Le plus grand tirage israélien, Yediot Aharonot, publie un éditorial dans son supplément sportif sous le titre: "Fernandez, dehors mais pas tout de suite". "Un bon entraîneur doit pouvoir trouver des solutions à tous les problèmes mais pour ça, il doit savoir travailler, or Fernandez ne sait pas travailler", accuse l'éditorialiste du tabloïde.
"Les joueurs ne savent pas ce que Fernandez attend d'eux, car lui même ne sait pas ce qu'il veut", poursuit-il, en reconnaissant cependant que la véritable raison des mauvais résultats de l'équipe nationale vient du piètre niveau des joueurs et du manque de stratégie de la Fédération israélienne.
"Quel que soit l'entraîneur, quels que soient les joueurs sur le terrain, les résultats sont toujours les mêmes, rien ne change", renchérit, désabusé, le Haaretz, qui donne la parole au gardien Doudou Aouat, seul membre de l'équipe à s'exprimer depuis la défaite face aux Croates et qui défend le sélectionneur. "J'ai honte de lire ce que la presse écrit sur Fernandez. C'est un grand professionnel. Les critiques sont vulgaires et disproportionnées par rapport à son travail", affirme le portier de Majorque.
Note du blog horizons :
La sélection israélienne a été mal organisée, d’après Eyal Berkovitz, l’un des meilleurs playmakers d’Israël, aujourd’hui entraineur et commentateur à la TV israélienne.
Le match a commencé sous le système 4-4-2. Par la suite, alors que la sélection israélienne prenant l’incitative a repoussé les Croates sous plusieurs offensives consécutives, dans leur plate-bande, Luis a changé le style de jeu à 3-4-3, ce qui a affaiblit l’arrière et le milieu, les trois attaquants ne recevant plus de passes.

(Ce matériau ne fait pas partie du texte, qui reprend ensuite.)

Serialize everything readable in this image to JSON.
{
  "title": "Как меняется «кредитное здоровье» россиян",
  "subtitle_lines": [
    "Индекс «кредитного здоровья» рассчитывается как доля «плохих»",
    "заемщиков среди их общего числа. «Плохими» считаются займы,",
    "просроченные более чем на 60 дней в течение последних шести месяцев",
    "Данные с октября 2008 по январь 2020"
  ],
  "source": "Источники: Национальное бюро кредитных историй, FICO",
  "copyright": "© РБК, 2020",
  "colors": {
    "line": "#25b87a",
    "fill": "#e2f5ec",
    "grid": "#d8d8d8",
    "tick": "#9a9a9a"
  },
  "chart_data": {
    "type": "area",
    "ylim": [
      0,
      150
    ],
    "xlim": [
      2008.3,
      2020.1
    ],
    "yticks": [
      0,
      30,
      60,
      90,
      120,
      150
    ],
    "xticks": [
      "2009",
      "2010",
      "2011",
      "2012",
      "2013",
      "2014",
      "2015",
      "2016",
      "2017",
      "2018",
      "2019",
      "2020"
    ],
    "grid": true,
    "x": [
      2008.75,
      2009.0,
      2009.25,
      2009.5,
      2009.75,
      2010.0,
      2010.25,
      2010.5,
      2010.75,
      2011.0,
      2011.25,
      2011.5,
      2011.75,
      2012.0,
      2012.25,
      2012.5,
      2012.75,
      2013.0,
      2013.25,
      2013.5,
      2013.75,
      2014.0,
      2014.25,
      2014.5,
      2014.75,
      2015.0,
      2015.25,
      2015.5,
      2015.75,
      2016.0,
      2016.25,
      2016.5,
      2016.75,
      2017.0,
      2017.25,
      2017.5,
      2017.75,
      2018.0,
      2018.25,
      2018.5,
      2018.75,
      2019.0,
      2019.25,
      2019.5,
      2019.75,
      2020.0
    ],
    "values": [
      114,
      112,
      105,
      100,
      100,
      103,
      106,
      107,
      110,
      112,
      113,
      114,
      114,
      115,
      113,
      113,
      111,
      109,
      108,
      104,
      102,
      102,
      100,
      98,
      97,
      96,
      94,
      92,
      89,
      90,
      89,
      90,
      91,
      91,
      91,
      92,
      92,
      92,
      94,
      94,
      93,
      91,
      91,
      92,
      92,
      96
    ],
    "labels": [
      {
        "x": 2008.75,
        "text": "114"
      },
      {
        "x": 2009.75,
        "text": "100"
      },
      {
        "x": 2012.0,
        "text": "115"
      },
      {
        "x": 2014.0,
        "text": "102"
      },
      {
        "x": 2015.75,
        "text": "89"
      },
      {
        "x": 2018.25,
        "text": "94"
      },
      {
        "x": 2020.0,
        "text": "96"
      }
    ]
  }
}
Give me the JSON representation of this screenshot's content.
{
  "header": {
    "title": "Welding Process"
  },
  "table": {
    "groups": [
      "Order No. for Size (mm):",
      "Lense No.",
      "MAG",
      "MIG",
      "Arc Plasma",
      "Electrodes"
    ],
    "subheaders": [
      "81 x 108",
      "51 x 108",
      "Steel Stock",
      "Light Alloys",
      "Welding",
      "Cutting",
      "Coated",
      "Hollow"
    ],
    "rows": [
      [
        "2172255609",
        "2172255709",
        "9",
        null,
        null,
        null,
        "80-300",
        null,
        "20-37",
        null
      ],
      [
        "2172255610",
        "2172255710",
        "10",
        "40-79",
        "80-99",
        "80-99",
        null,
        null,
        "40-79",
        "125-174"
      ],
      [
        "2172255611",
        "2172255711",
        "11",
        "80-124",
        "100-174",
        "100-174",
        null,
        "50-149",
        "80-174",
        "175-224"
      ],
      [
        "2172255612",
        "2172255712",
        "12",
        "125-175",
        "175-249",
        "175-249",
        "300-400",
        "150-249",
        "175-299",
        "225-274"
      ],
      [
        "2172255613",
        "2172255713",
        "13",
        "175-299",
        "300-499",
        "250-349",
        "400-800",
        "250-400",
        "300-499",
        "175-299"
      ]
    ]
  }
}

L’offensive est alors passée à la Croatie, une équipe peu brillante qui a remercié Luis pour son nouveau style de jeu. Sans oublier de bénir le juge pour leur avoir accordé un pénalty et annulé une autre au profit d’Israël.
Le jeu embrouillé des israéliens est du aux changements proposés par Fernandez, à ses hésitations, et pour ne pas avoir placé les joueurs dans les fonctions habituellement pratiquées ; les arrières se sont retrouvés avant-centre et ceux du milieu sont devenus ailiers droit ou gauche. Luis a préféré des joueurs moins expérimentés.
Lorsqu’il a décidé de faire participer Raphaélov et Golazza 15 minutes avant la fin du jeu, Israël a recommencé à faire pression sur la Croatie, mais c’était un peu tardivement fait.
La blessure du Capitaine Yossi Benayoun (Chelsea) et son absence a été bien ressentie. Yossi très charismatique sait encourager les joueurs et organiser le jeu selon son développement. Sa virtuosité a bien de fois entrainé le score du jeu.